Freemasons: Your questions answered
The Freemasons, an international organisation often shrouded in mystery, is undergoing a rebrand. But what is this society and what exactly do Freemasons do?
Conspiracy theories and controversy have dogged the Freemasons throughout their existence, fuelled by their secretive image, but for some they are just a gentleman's club devoted to charitable giving.
Nigel Brown, grand secretary of the United Grand Lodge of England has answered a selection of readers' questions.
Anwar Nawab in Virginia, US, writes: Can people of other races besides Caucasian apply and become members too?
Nigel Brown: Any man over the age of 21 (or 18 in the case of University Lodges) can apply to join the Freemasons, regardless of race, colour, religion, political views or social or economic standing. It should also be noted that Freemasonry is a non-religious and non-political organisation, and discussion of politics and religion are forbidden at lodge meetings.
Mohammed Kayani tweets: How can one become a member?
Nigel Brown: Members can be recommended, or they can put themselves forward. There is detailed information about becoming a Freemason on the United Grand Lodge of England's website. If individuals don't know anyone who is a member, they can either contact a Masonic Office in their area, or contact the United Grand Lodge of England via the website.
Nasiru Saadu in Abuja, Nigeria, emails: What does the one-eyed symbol on their flags signify?
Nigel Brown: The symbol you are referring to is known as the All Seeing Eye. It is a reminder of the existence of a higher being.
Amanda Luxton in Southend-on-Sea emails: Do magistrates have to declare their membership to the Masons, as well as other judges within the Ministry of Justice?
Nigel Brown: No, none of them do and we are also working hard in other professions to stamp out discrimination. The European Court of Human Rights ruled in 2007 that in a modern democratic society it was discriminatory to single out Freemasons from the many voluntary organisations an individual can belong to and require them to register their membership with their employers.
Ana Milena Gongora in Colombia writes: Which conspiracy theory do Freemasons feel most annoyed about or consider the most awkward?
Nigel Brown: All conspiracy theories annoy us as they are just that - conspiracy with no truth or grounding. Part of the reason for our current activity is to dispel all the myths and conspiracy theories attached to Freemasonry.

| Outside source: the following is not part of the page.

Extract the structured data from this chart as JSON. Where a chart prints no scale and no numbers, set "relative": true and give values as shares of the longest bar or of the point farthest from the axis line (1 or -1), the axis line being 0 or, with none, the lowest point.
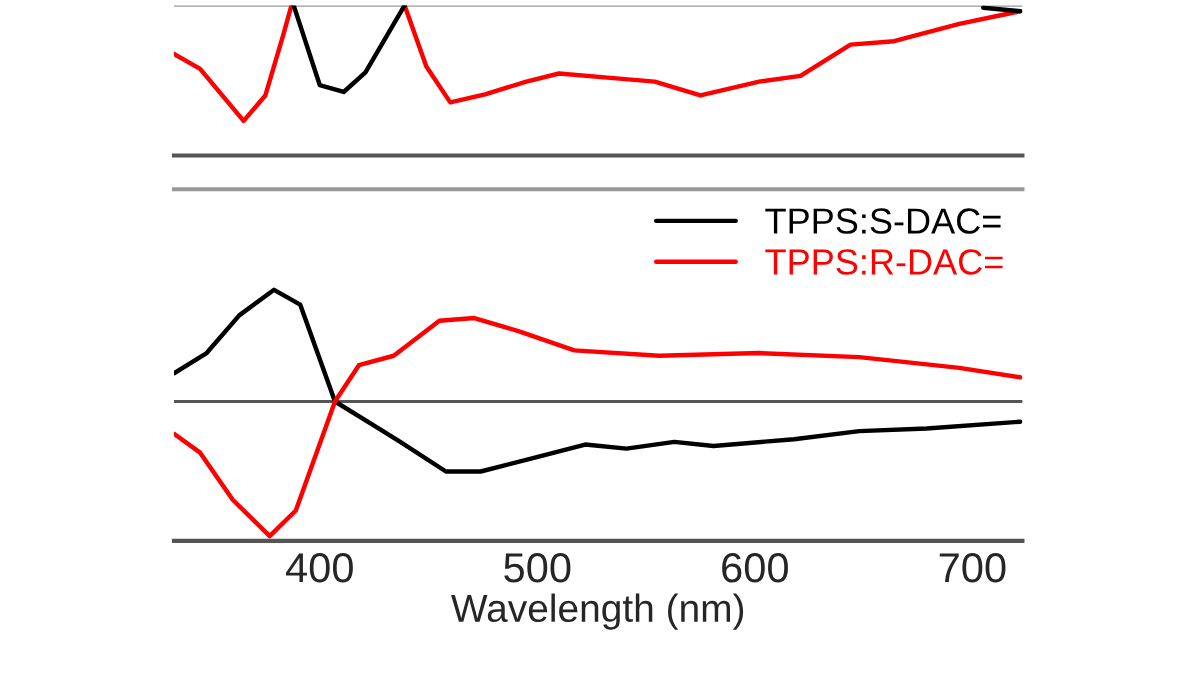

Geoff Sandham in Oxford emails: What is the point of being a Mason? Is it fun - like going to the pub with a group of friends or does it serve the individual in a wider context?
and Igen in Warri, Nigeria, writes: What are the benefits for members who intend to join the society?
Nigel Brown: There are many different reasons why people join the Freemasons - one of the main reasons is camaraderie. Many friendships made through Freemasonry endure for life, and lodge dinners which follow our formal meetings offer members the opportunity to enjoy each others' company in a more relaxed and informal environment.
Other reasons put forward during the research for The Future of Freemasonry report include a sense of belonging and structure - which are not always easy to find in today's fragmented society - and a desire to help other people by getting involved in the local community.
Most importantly of all though, Freemasonry is all about enjoyment - if members didn't enjoy Freemasonry they would not remain part of the organisation in the way that they do.
Susan Moon in Tyne and Wear asks: If the top cop was a Freemason, would he "stretch" the rules if another Freemason broke the law?
Nigel Brown: Absolutely not - networking within Freemasonry and trying to use it for personal gain is completely forbidden.
Rachel in London asks: Is Freemasonry compatible with humanism?
Nigel Brown: The prime qualification for admission into Freemasonry is a belief in a supreme being. Having some form of religious belief is the one thing that all Freemasons have in common, whatever their backgrounds might be. As humanists do not believe in any form of higher power they cannot fulfil that prime qualification.
Michael Lashford-Spinks in Gloucestershire asks: I am a retired carver, is Freemasonry linked to craft trades?
Nigel Brown: Organised Freemasonry, as we understand it today, began with the formation of the Grand Lodge of England in 1717 - hence our tercentenary celebrations in 2017. While not directly linked, we have taken a lot of our symbolism from stonemasonry. As with stonemasonry, Freemasonry is about moving from level to level as you gain further knowledge and experience, starting with being an apprentice.